Net Lease Column: The Art of the Deal
- Nov 04, 2015
Buyers are scouring the market for net-leased retail product. To close a successful deal, however, property owners would do well to follow two key tenets: Know your buyer and determine what differentiates your asset.
The most sought-after retail asset class is the core institutional-quality product, specifically grocery-anchored centers. “Core” can be defined as locations in an affluent community with significant barriers to entry as well as high-density infill in primary trade areas. There is an extremely limited supply, with an abundance of aggressive capital chasing this product.
This core product demands the lowest cap rates and overall returns. Pricing thresholds today look to achieve unleveraged IRRs in the mid- to high-single-digit area over a 10-year holding period.
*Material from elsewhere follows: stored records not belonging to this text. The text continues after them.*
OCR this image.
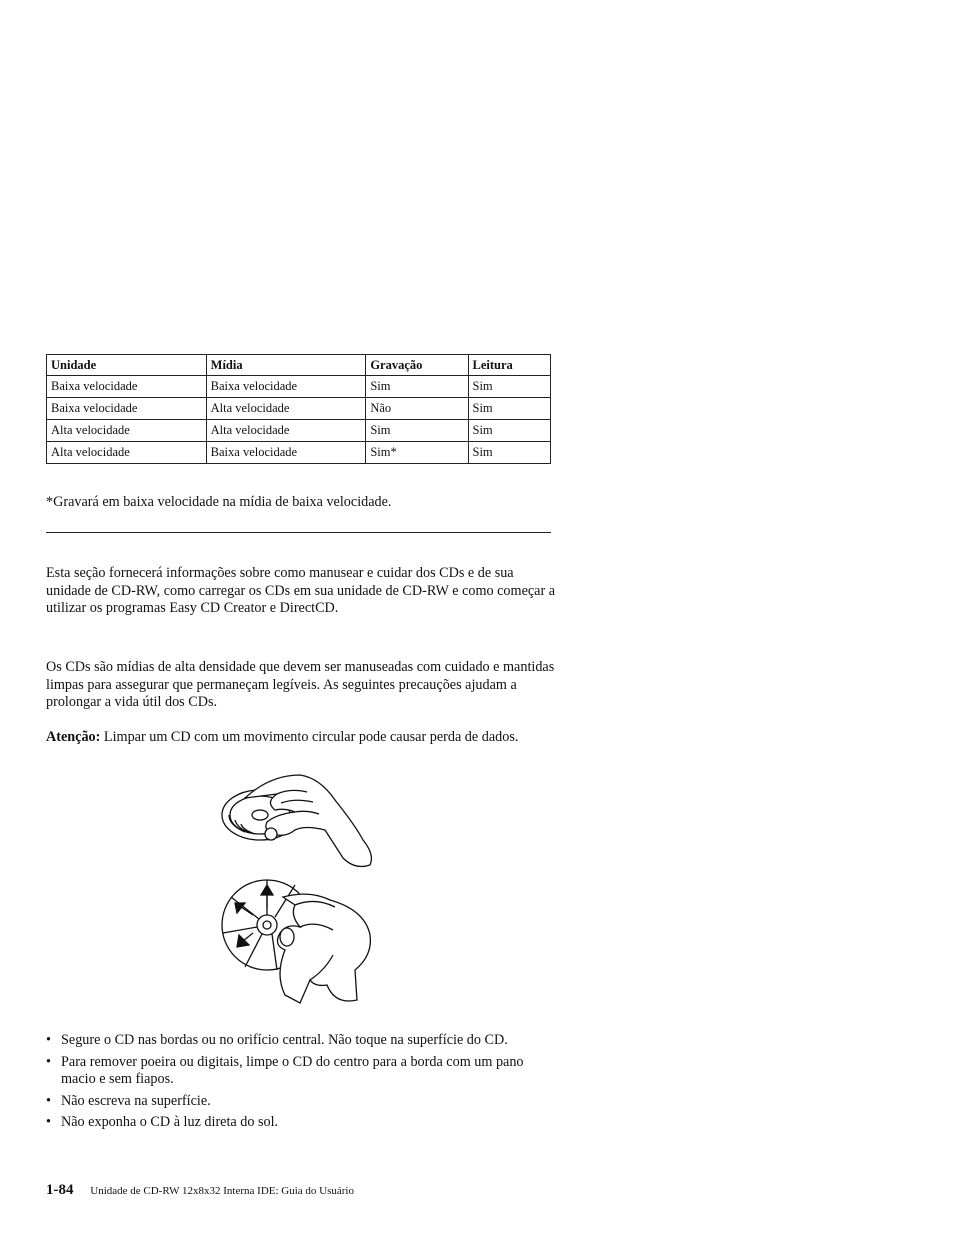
Unidade	Mídia	Gravação	Leitura
Baixa velocidade	Baixa velocidade	Sim	Sim
Baixa velocidade	Alta velocidade	Não	Sim
Alta velocidade	Alta velocidade	Sim	Sim
Alta velocidade	Baixa velocidade	Sim*	Sim
*Gravará em baixa velocidade na mídia de baixa velocidade.
Esta seção fornecerá informações sobre como manusear e cuidar dos CDs e de sua unidade de CD-RW, como carregar os CDs em sua unidade de CD-RW e como começar a utilizar os programas Easy CD Creator e DirectCD.
Os CDs são mídias de alta densidade que devem ser manuseadas com cuidado e mantidas limpas para assegurar que permaneçam legíveis. As seguintes precauções ajudam a prolongar a vida útil dos CDs.
Atenção: Limpar um CD com um movimento circular pode causar perda de dados.
• Segure o CD nas bordas ou no orifício central. Não toque na superfície do CD.
• Para remover poeira ou digitais, limpe o CD do centro para a borda com um pano macio e sem fiapos.
• Não escreva na superfície.
• Não exponha o CD à luz direta do sol.
1-84 Unidade de CD-RW 12x8x32 Interna IDE: Guia do Usuário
The second most popular asset class is the larger price point (in excess of $30 million) retail centers located in fundamentally strong primary/secondary markets in dominant locations of the trade area. There is typically an upside component along with the cash flow return. There is also a limited supply, and the buyer profile is made up of an operating partner with an equity partner (institutional and/or private equity fund, depending on the expected yields). Typical institutional capital does not require the yields of a private equity fund, and the trade-off is that institutional capital prefers to work with a smaller base of partners. A number of large regional developers have evolved into this sector based on the limited real development opportunities over the last several years.
The largest supply of anchored retail today falls into that lower- to mid-priced range ($10 million to $25 million) of non-core anchored and shadow anchored retail product. Typically these centers are in secondary locations and supply currently exceeds demand from investors. There are higher-yield expectations from the private capital chasing this product. It is very important that the center is positioned in a way that differentiates itself from the market, focusing on its strengths and the stability of the current income stream. In addition, the ability to place new historically low interest rates is critical to increasing the cash flow required by today’s private investors.
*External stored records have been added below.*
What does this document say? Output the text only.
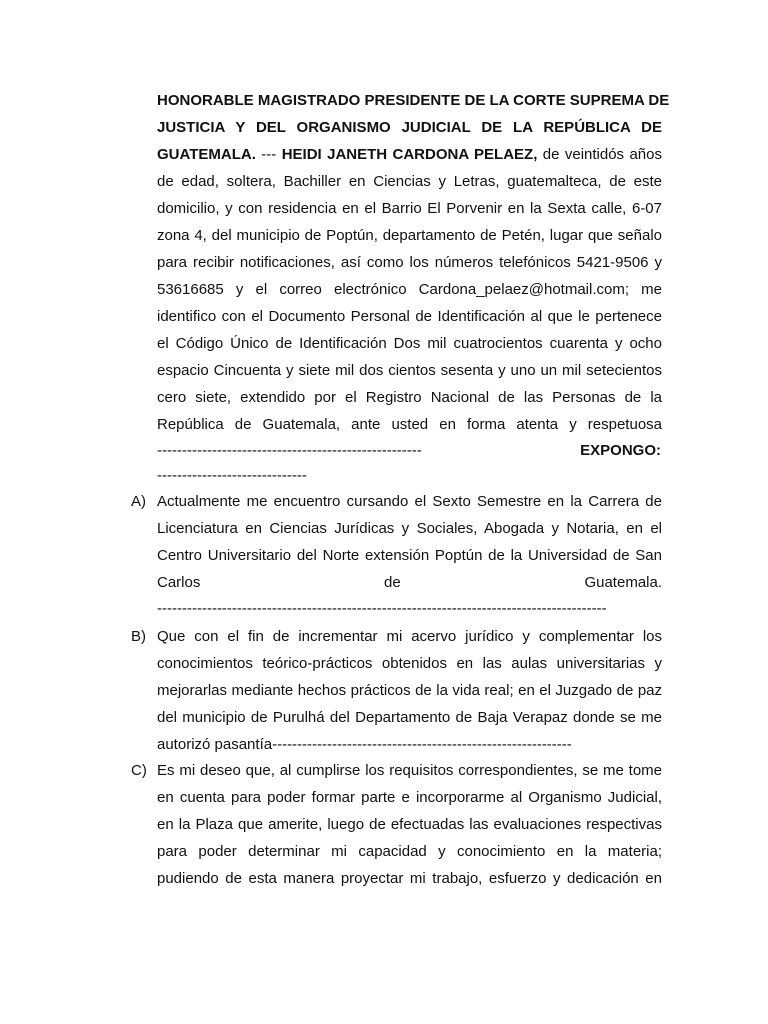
HONORABLE MAGISTRADO PRESIDENTE DE LA CORTE SUPREMA DE
JUSTICIA Y DEL ORGANISMO JUDICIAL DE LA REPÚBLICA DE
GUATEMALA. --- HEIDI JANETH CARDONA PELAEZ, de veintidós años
de edad, soltera, Bachiller en Ciencias y Letras, guatemalteca, de este
domicilio, y con residencia en el Barrio El Porvenir en la Sexta calle, 6-07
zona 4, del municipio de Poptún, departamento de Petén, lugar que señalo
para recibir notificaciones, así como los números telefónicos 5421-9506 y
53616685 y el correo electrónico Cardona_pelaez@hotmail.com; me
identifico con el Documento Personal de Identificación al que le pertenece
el Código Único de Identificación Dos mil cuatrocientos cuarenta y ocho
espacio Cincuenta y siete mil dos cientos sesenta y uno un mil setecientos
cero siete, extendido por el Registro Nacional de las Personas de la
República de Guatemala, ante usted en forma atenta y respetuosa
-----------------------------------------------------	EXPONGO:
------------------------------
A) Actualmente me encuentro cursando el Sexto Semestre en la Carrera de
Licenciatura en Ciencias Jurídicas y Sociales, Abogada y Notaria, en el
Centro Universitario del Norte extensión Poptún de la Universidad de San
Carlos de Guatemala.
------------------------------------------------------------------------------------------
B) Que con el fin de incrementar mi acervo jurídico y complementar los
conocimientos teórico-prácticos obtenidos en las aulas universitarias y
mejorarlas mediante hechos prácticos de la vida real; en el Juzgado de paz
del municipio de Purulhá del Departamento de Baja Verapaz donde se me
autorizó pasantía------------------------------------------------------------
C) Es mi deseo que, al cumplirse los requisitos correspondientes, se me tome
en cuenta para poder formar parte e incorporarme al Organismo Judicial,
en la Plaza que amerite, luego de efectuadas las evaluaciones respectivas
para poder determinar mi capacidad y conocimiento en la materia;
pudiendo de esta manera proyectar mi trabajo, esfuerzo y dedicación en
The next asset class relates to one of the most mislabeled categories in the industry: the true value-add opportunity. During post-recession times, there was an abundant amount of distress/value-add product, mainly from the CMBS REO product and the banking industry. There was a shortage of capital, so the required corresponding returns were in the low-20s leveraged IRR. As the economy recovered and less true value add was available, investors had to adjust their returns to account for less risk and less product, resulting in returns in the mid- to high teens on a leveraged IRR basis. In today’s current market, it is critical to determine whether the state of a value-add deal is due just to the overall weakness of the trade area and deficiencies of the center or if it is a case of inexperienced operators and not the capital needed to convert it into a more successful and thriving center.
The final category consists of the Class B malls in both primary and secondary locations. Experienced operators with infrastructure and capital have had extreme success in turning around previously under-performing B malls. The majority of these success stories include adding a new entertainment component with a large multi-screen theater and restaurant that they use as a major draw. We have also seen the addition of big-box discounters such as Target and Walmart as new anchors, along with other big-box soft goods and sporting goods stores. There seems to be a defined buyer pool for this category, and depending on location, yields can be 100 to 200 basis points higher than core.
The key to a successful marketing program is to understand where your center is positioned within the market asset classes and price accordingly. In addition, it is critical to strategically brand and position your center to its unique strengths in order to differentiate it from other opportunities. It is also important to know the optimum buyer profile ahead of time, and aggressively and proactively go after that investor type.